In [1]:
import torch
from transformers import AutoTokenizer, AutoModelForCausalLM, BitsAndBytesConfig

base_model_id = "mistralai/Mistral-7B-Instruct-v0.1"
bnb_config = BitsAndBytesConfig(
    load_in_4bit=True,
    bnb_4bit_use_double_quant=True,
    bnb_4bit_quant_type="nf4",
    bnb_4bit_compute_dtype=torch.bfloat16
)

base_model = AutoModelForCausalLM.from_pretrained(
    base_model_id,  # Mistral, same as before
    quantization_config=bnb_config,  # Same quantization config as before
    device_map="auto",
    trust_remote_code=True
)

tokenizer = AutoTokenizer.from_pretrained(base_model_id, add_bos_token=True, torch_dtype=torch.float16, trust_remote_code=True)

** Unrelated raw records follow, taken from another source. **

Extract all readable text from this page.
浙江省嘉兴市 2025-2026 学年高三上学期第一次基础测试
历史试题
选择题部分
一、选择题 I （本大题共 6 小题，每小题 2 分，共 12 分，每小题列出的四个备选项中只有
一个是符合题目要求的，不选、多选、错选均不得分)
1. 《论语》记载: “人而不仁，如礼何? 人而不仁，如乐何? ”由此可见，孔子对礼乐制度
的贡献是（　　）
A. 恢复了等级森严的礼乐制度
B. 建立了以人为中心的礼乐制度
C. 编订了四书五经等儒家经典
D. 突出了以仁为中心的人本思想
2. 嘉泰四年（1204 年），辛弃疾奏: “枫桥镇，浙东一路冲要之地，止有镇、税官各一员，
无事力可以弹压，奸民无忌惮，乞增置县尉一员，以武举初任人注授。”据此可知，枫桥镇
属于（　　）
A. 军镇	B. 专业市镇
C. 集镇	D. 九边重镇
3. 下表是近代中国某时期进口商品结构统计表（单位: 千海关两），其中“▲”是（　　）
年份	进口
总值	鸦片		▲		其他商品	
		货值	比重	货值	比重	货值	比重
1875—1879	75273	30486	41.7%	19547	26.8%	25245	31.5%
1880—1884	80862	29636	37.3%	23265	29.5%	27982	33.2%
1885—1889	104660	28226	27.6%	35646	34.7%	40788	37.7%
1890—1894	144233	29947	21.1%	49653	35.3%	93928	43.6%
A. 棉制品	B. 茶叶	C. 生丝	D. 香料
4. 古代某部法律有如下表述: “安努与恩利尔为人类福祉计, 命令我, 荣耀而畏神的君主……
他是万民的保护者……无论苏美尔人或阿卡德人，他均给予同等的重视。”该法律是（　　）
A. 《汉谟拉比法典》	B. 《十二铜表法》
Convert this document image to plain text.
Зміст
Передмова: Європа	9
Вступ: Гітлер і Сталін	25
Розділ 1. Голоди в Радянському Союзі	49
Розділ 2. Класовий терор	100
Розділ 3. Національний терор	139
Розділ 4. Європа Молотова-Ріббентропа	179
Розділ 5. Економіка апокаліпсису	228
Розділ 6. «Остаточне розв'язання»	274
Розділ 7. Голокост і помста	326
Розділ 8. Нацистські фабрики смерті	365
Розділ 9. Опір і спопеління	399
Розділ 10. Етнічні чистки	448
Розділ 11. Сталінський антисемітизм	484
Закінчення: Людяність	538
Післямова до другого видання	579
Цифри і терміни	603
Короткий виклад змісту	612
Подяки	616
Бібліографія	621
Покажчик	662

Loading checkpoint shards:   0%|          | 0/2 [00:00<?, ?it/s]

In [2]:
print(base_model)

MistralForCausalLM(
  (model): MistralModel(
    (embed_tokens): Embedding(32000, 4096)
    (layers): ModuleList(
      (0-31): 32 x MistralDecoderLayer(
        (self_attn): MistralAttention(
          (q_proj): Linear4bit(in_features=4096, out_features=4096, bias=False)
          (k_proj): Linear4bit(in_features=4096, out_features=1024, bias=False)
          (v_proj): Linear4bit(in_features=4096, out_features=1024, bias=False)
          (o_proj): Linear4bit(in_features=4096, out_features=4096, bias=False)
          (rotary_emb): MistralRotaryEmbedding()
        )
        (mlp): MistralMLP(
          (gate_proj): Linear4bit(in_features=4096, out_features=14336, bias=False)
          (up_proj): Linear4bit(in_features=4096, out_features=14336, bias=False)
          (down_proj): Linear4bit(in_features=14336, out_features=4096, bias=False)
          (act_fn): SiLU()
        )
        (input_layernorm): MistralRMSNorm()
        (post_attention_layernorm): MistralRMSNorm()
      )
    )
   

In [None]:
from peft import PeftModel

ft_model = PeftModel.from_pretrained(base_model, "textminr/mistral-7b-4bit-ner")

In [None]:
eval_prompt= """### Question: In a comprehensive research paper titled "The Future of Renewable Energy: Trends and Predictions," published in 2025, an in-depth analysis of emerging technologies in the field of sustainable energy is presented. This detailed study examines the latest advancements in solar, wind, and geothermal energy, and evaluates their potential impact on global energy consumption patterns. The paper also explores the economic and environmental implications of transitioning to renewable energy sources, including the challenges and opportunities for developing countries. Despite the exhaustive nature of the research and its implications for future energy policies, the author's name is not mentioned in the document.\n### Answer:"""

In [None]:
eval_prompt2 = """### Question: A new exhibition traces the social history of the nation through 60 pairs of shoes Richard Brooks Sun 29 Oct 2023 13.00 CET You can always judge a man by his shoes, or so the old adage goes. And the same goes for woman, as shown in an exhibition in Winchester which promises to reveal the use and role of all sorts of footwear through the ages – and what it conveyed about the wearer’s status. Co-curator Tara McKinney Marinus says: “It’s a story of our social history, rather than footwear as fashion\n### Answer:"""

In [None]:
eval_prompt3 = """### Question:Maritime Explorations details seafaring advancements in the 1800s.\n### Answer:"""

In [None]:
# eval_prompt = "### Question: In their groundbreaking 2020 study on climate change impacts, Smith and Jones (2020) highlight the urgent need for sustainable practices.\n### Answer:"
model_input = tokenizer(eval_prompt3, return_tensors="pt").to("cuda")

ft_model.eval()
with torch.no_grad():
    print(tokenizer.decode(ft_model.generate(**model_input, max_new_tokens=1000, repetition_penalty=1.15)[0], skip_special_tokens=True))